Arkansas City Traveler, December 20, 1876. The officer in charge of the Sioux Indians reported the cutting of timber in the Territory to the Commissioners of the Interior.
Winfield Courier, December 28, 1876.
Gen. Crook denies that Sitting Bull is a leader among the Sioux. He says that newspaper correspondents gave him his high reputation and that in fact he has never been more than an insignificant warrior with a few thieving followers.
Arkansas City Traveler, January 3, 1877. Front Page.
Miners in the Black Hills.
General Crook's annual report says: The miners in the Black Hills did not violate the Sioux treaty till long after the Indians had ceased to regard it, and they have not suffered as much from the Sioux since they went to the Hills as they did while living on the border.
He also calls attention to the fact that his command, of less than one thousand, fought and beat Sitting Bull's band in the battle of the Rose Bud several weeks previous to Custer's disaster.

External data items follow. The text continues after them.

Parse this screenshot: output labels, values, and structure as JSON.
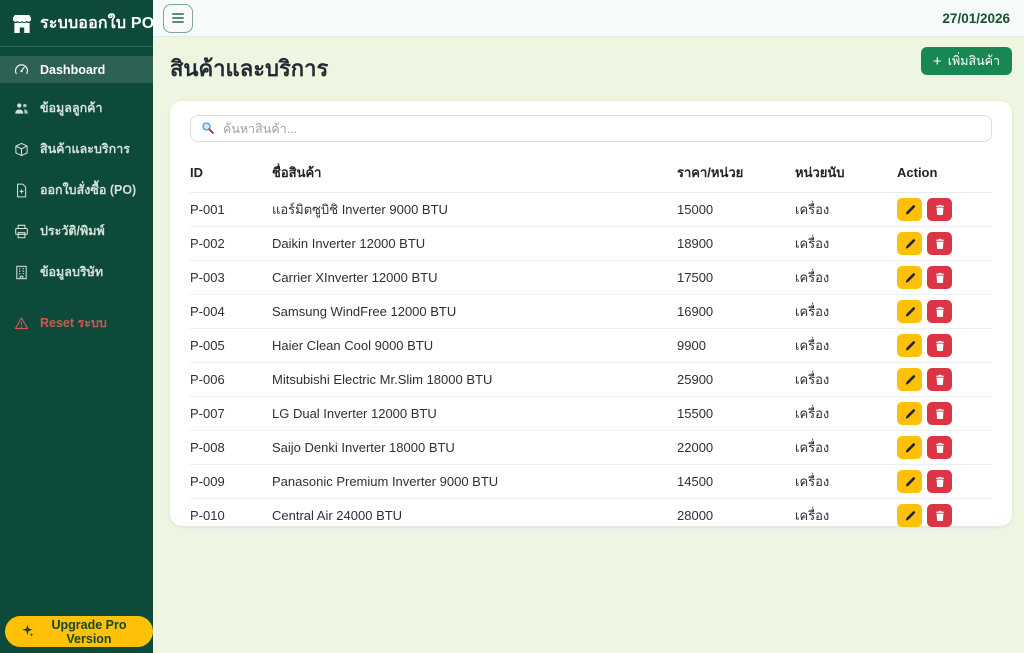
{
  "app": {
    "title": "ระบบออกใบ PO",
    "date": "27/01/2026",
    "upgrade_label": "Upgrade Pro Version"
  },
  "sidebar": {
    "items": [
      {
        "name": "sidebar-item-dashboard",
        "icon": "speedometer-icon",
        "label": "Dashboard",
        "active": true
      },
      {
        "name": "sidebar-item-customers",
        "icon": "people-icon",
        "label": "ข้อมูลลูกค้า",
        "active": false
      },
      {
        "name": "sidebar-item-products",
        "icon": "box-icon",
        "label": "สินค้าและบริการ",
        "active": false
      },
      {
        "name": "sidebar-item-po",
        "icon": "file-plus-icon",
        "label": "ออกใบสั่งซื้อ (PO)",
        "active": false
      },
      {
        "name": "sidebar-item-history-print",
        "icon": "printer-icon",
        "label": "ประวัติ/พิมพ์",
        "active": false
      },
      {
        "name": "sidebar-item-company",
        "icon": "building-icon",
        "label": "ข้อมูลบริษัท",
        "active": false
      },
      {
        "name": "sidebar-item-reset",
        "icon": "warning-icon",
        "label": "Reset ระบบ",
        "active": false,
        "danger": true
      }
    ]
  },
  "main": {
    "page_title": "สินค้าและบริการ",
    "add_button": {
      "plus_glyph": "+",
      "label": "เพิ่มสินค้า"
    }
  },
  "search": {
    "placeholder": "ค้นหาสินค้า..."
  },
  "table": {
    "headers": [
      "ID",
      "ชื่อสินค้า",
      "ราคา/หน่วย",
      "หน่วยนับ",
      "Action"
    ],
    "rows": [
      {
        "id": "P-001",
        "name": "แอร์มิตซูบิชิ Inverter 9000 BTU",
        "price": "15000",
        "unit": "เครื่อง"
      },
      {
        "id": "P-002",
        "name": "Daikin Inverter 12000 BTU",
        "price": "18900",
        "unit": "เครื่อง"
      },
      {
        "id": "P-003",
        "name": "Carrier XInverter 12000 BTU",
        "price": "17500",
        "unit": "เครื่อง"
      },
      {
        "id": "P-004",
        "name": "Samsung WindFree 12000 BTU",
        "price": "16900",
        "unit": "เครื่อง"
      },
      {
        "id": "P-005",
        "name": "Haier Clean Cool 9000 BTU",
        "price": "9900",
        "unit": "เครื่อง"
      },
      {
        "id": "P-006",
        "name": "Mitsubishi Electric Mr.Slim 18000 BTU",
        "price": "25900",
        "unit": "เครื่อง"
      },
      {
        "id": "P-007",
        "name": "LG Dual Inverter 12000 BTU",
        "price": "15500",
        "unit": "เครื่อง"
      },
      {
        "id": "P-008",
        "name": "Saijo Denki Inverter 18000 BTU",
        "price": "22000",
        "unit": "เครื่อง"
      },
      {
        "id": "P-009",
        "name": "Panasonic Premium Inverter 9000 BTU",
        "price": "14500",
        "unit": "เครื่อง"
      },
      {
        "id": "P-010",
        "name": "Central Air 24000 BTU",
        "price": "28000",
        "unit": "เครื่อง"
      }
    ],
    "action_icons": {
      "edit": "pencil-icon",
      "delete": "trash-icon"
    }
  },
  "colors": {
    "sidebar_green": "#0d4a3a",
    "accent_green": "#198754",
    "warning_yellow": "#ffc107",
    "danger_red": "#dc3545",
    "content_bg": "#eef6e2",
    "date_green": "#14532d"
  }
}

He seems to think the Government has treated the Sioux nation with unparalleled liberality, which they have repaid by raids along the border of their reservations, limited only by the endurance of their ponies.
Arkansas City Traveler, January 3, 1877. The Black Hills Territory is to be constituted by act of Congress, and miners are to be invited to take possession. They need very little invitation, however. Most of them will invite themselves if the Indians will only hold off.
Arkansas City Traveler, January 3, 1877.
O. P. JOHNSON, AN INDIAN SCOUT OF CONSIDERABLE RENOWN, dropped down from the Centennial last week. He expects to join McKenzie's command, and go north after Sitting Bull. O. P. has seen considerable service as a scout, and is recognized as one of the best in this section. At one time he was with Custer during the trouble in the Territory, and later acted with Gen. Miles.